Considering the definition of $W^{m,p}$ and $W^{1,p}$ as follows:
$W^{1,p}(I)= \{ u\in L^{p}(I)\ | \ \exists u' \in L^p(I) :\int_{I}^{}u\varphi'= - \int_{I}^{}u' \varphi \}$
$W^{m,p}(I)= \{u \in W^{m-1,p}(I) \ | \ u' \in W^{m-1,p}(I) \}$ $ \ \ m \geq 2$
i.e $u \in W^{m,p}(I)$ if and only if there exist $m$ funcions $u',u'',...,u^{(m)} \in L^{p}(I)$ such that $$\int_{I}u\varphi^{(j)} = (-1)^j \int_I u^{(j)} \varphi \quad \quad \forall \varphi \in C^{\infty}_c(I)$$
For every $j=1,...,m$.
So I want to prove that the closure of $W^{m,p}(I) \subset W^{1,p}(I)$ is $W^{m,p}(I)$.

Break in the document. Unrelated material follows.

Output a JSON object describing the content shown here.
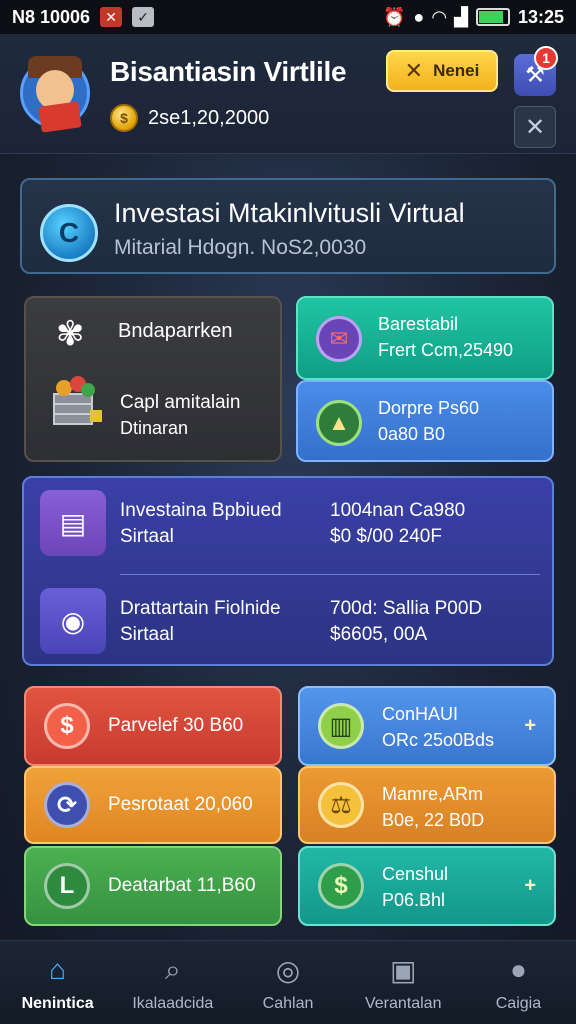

Which equals to show that any convergent sequence $(u_n) \subset W^{m,p}(I)$ converges to some $u \in W^{m,p}(I)$.
For all $j$ we have: $$u_n^{(j)}\varphi \to \tilde{u}^{(j)} \varphi$$
$$u_n\varphi^{(j)} \to u\varphi^{(j)}$$
(Convergence in $L^p$)
And we need to show that the $\tilde{u}^{(j)}=u^{(j)}$, i.e, they are indeed the (weak) derivatives of the limit function u, that is to say :
$$\int_{I}u\varphi^{(j)} = (-1)^j \int_I \tilde{u}^{(j)} \varphi \quad \quad \forall \varphi \in C^{\infty}_c(I)$$
As for every $u_n$ we have: $$\int_{I}u_n\varphi^{(j)} = (-1)^j \int_I u_n^{(j)} \varphi \quad \quad \forall \varphi \in C^{\infty}_c(I)$$
Then, $$\lim_{n \to \infty} \int_{I}u_n\varphi^{(j)} = \lim_{n \to \infty} (-1)^j \int_I u_n^{(j)} \varphi \quad \quad \forall \varphi \in C^{\infty}_c(I)$$
For both sides of the equality we must show that we can put the limit inside the integral, so I present an example for the Left Hand Side:
$$ | \int_{I} u_n\varphi^{(j)} - \int_{I} u \varphi^{(j)} | \leq | \int_{I} (u_n - u )\varphi^{(j)} | \leq \int_{I} | (u_n - u )\varphi^{(j)} | \leq \\ ||u_n-u||_{p}||\varphi^{(j)}||_{p'}$$
As $u_n \to u$ in $L^{p}$ (Due to the norm $||u||_{W^{m,p}}=||u||_{L^p}+\sum_{n=1}^{m}||u^{(n)}||_{L^p}$), then taking the limit we have the desired result. We proceed the same way for the RHS.